Gegen diesen Beschluss hat der frühere Ehemann Eduard Sidler staatsrechtliche Beschwerde wegen Verletzung von Art. 4 BV erhoben. Er macht geltend, dass die klare Vorschrift des Art. 149 ZGB eine solche "Namensrückgabe" an die geschiedene Frau ausschliesse und dass zudem keine wichtigen Gründe im Sinne von Art. 30 Abs. 1 ZGB vorlägen.
Das Bundesgericht zieht in Erwägung:
Die staatsrechtliche Beschwerde wegen Verletzung verfassungsmässiger Rechte ist nach Art. 86 Abs. 2 OG, von den dort ausdrücklich bezeichneten Ausnahmen abgesehen, erst zulässig, nachdem der Beschwerdeführer von den kantonalen Rechtsmitteln Gebrauch gemacht hat. Der Begriff des Rechtsmittels im Sinne dieser Vorschrift ist, wie das Bundesgericht wiederholt entschieden hat, weit zu fassen und umschliesst nicht nur die eigentlichen Rechtsmittel, sondern alle Rechtsbehelfe, mit denen die Beseitigung des Rechtsnachteils erreicht werden kann, der mit der staatsrechtlichen Beschwerde angefochten wird (BGE 78 I 250und dort angeführte frühere Urteile). Erfolgt ein Eingriff in die Rechtslage durch einen Verwaltungsentscheid, so fallen demnach nicht nur die gegen diesen zur Verfügung stehenden Rechtsmittel in Betracht, sondern auch die Zivilklage, sofern damit jener Eingriff behoben werden kann.

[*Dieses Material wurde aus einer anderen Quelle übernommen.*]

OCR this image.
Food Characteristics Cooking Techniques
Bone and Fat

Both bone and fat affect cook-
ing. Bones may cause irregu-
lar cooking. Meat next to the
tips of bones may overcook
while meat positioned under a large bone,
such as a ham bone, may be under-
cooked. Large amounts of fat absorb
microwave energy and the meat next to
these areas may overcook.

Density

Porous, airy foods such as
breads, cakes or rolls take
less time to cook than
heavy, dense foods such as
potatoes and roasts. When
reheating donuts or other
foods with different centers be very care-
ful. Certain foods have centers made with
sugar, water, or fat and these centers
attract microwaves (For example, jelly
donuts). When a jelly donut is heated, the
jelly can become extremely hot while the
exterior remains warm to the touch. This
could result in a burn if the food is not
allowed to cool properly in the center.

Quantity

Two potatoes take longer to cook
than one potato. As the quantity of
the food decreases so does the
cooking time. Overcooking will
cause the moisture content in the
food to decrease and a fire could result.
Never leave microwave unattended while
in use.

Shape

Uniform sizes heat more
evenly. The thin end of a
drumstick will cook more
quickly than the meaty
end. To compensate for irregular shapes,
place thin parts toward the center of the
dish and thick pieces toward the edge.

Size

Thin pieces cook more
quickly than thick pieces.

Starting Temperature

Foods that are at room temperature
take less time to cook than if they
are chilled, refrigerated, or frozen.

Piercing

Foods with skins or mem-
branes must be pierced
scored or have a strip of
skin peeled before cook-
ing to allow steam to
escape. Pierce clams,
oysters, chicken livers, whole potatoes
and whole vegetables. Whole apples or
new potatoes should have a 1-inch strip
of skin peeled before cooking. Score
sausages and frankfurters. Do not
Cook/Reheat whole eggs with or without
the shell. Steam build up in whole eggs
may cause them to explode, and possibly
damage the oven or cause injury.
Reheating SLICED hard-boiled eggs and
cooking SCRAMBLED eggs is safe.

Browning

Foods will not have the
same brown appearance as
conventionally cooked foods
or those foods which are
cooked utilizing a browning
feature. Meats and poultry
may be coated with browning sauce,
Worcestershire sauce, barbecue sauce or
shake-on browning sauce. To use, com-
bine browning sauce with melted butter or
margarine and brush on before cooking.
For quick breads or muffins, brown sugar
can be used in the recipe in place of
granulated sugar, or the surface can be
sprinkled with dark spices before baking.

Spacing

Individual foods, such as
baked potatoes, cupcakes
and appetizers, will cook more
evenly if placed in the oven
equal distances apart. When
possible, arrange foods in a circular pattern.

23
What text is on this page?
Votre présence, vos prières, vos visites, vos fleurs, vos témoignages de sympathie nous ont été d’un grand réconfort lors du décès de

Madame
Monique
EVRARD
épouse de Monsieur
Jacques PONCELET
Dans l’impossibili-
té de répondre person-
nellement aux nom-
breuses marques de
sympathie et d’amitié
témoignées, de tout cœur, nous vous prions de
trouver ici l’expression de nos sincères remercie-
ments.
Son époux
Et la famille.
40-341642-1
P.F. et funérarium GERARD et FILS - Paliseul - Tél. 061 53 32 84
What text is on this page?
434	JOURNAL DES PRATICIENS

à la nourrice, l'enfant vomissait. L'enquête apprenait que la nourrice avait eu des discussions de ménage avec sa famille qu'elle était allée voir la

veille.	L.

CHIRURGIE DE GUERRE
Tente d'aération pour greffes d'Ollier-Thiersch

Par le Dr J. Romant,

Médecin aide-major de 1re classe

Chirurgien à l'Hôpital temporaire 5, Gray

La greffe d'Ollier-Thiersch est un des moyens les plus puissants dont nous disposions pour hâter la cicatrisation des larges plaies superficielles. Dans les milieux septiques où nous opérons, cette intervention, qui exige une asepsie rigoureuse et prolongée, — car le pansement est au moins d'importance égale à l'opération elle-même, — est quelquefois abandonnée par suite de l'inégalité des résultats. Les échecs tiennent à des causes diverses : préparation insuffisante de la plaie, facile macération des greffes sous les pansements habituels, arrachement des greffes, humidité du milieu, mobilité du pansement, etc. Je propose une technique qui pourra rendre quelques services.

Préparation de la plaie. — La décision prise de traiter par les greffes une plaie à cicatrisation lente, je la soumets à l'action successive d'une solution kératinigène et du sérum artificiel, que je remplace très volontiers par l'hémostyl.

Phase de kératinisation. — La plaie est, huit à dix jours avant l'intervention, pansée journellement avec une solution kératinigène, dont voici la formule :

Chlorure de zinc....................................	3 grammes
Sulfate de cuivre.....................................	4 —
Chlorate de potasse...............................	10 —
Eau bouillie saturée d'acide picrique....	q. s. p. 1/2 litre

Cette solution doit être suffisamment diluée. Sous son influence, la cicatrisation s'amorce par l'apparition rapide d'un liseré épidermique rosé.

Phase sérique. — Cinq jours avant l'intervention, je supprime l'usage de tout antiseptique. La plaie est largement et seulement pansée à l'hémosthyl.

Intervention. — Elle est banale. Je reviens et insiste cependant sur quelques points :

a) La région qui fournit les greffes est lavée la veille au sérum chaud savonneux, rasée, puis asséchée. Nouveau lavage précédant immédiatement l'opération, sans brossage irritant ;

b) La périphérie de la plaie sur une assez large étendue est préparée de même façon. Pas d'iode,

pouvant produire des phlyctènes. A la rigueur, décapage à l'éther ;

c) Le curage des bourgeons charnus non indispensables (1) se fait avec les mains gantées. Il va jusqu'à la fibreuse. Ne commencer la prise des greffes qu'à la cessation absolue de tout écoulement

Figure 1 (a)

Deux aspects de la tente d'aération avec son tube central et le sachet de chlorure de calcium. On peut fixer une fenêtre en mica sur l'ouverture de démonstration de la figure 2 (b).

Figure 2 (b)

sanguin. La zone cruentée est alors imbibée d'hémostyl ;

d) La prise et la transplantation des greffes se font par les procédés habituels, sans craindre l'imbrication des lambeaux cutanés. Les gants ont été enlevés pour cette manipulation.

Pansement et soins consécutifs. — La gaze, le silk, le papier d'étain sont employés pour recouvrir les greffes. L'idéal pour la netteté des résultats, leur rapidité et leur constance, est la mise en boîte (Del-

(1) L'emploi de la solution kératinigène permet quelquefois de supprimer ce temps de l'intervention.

Durch den mit der vorliegenden Beschwerde angefochtenen Beschluss ist der früheren Ehefrau des Beschwerdeführers bewilligt worden, inskünftig den Familiennamen Sidler zu führen. Da der Beschwerdeführer diesen Namen trägt, ist er gemäss Art. 30 Abs. 3 ZGB legitimiert, die Namensänderung binnen Jahresfrist, nachdem er von ihr Kenntnis erhalten hat, gerichtlich anzufechten. Dabei kann er insbesondere auch geltend machen, dass die vorliegende Namensänderung mit Art. 149 ZGB nicht vereinbar und deshalb nicht gerechtfertigt sei, weil dafür keine "wichtigen Gründe" im Sinne von Art. 30 Abs. 1 ZGB vorlägen (BGE 52 II 105; EGGER N. 15 zu Art. 30 ZGB). Die Zulässigkeit dieser Klage, bei deren Abweisung durch die kantonalen Instanzen die Berufung an das Bundesgericht zulässig ist, schliesst daher die staatsrechtliche Beschwerde aus, wie schon in den ebenfalls die Namensänderung geschiedener Ehefrauen betreffenden, nicht veröffentlichten Urteilen vom 21. Februar 1948 i.S. Bachmann c. Schaad, vom 12. September 1950 i.S. Bollag c. Pikard und vom 24. Februar 1954 i.S. Baumann c. Jenzer entschieden wurde.
Demnach erkennt das Bundesgericht:
Auf die Beschwerde wird nicht eingetreten.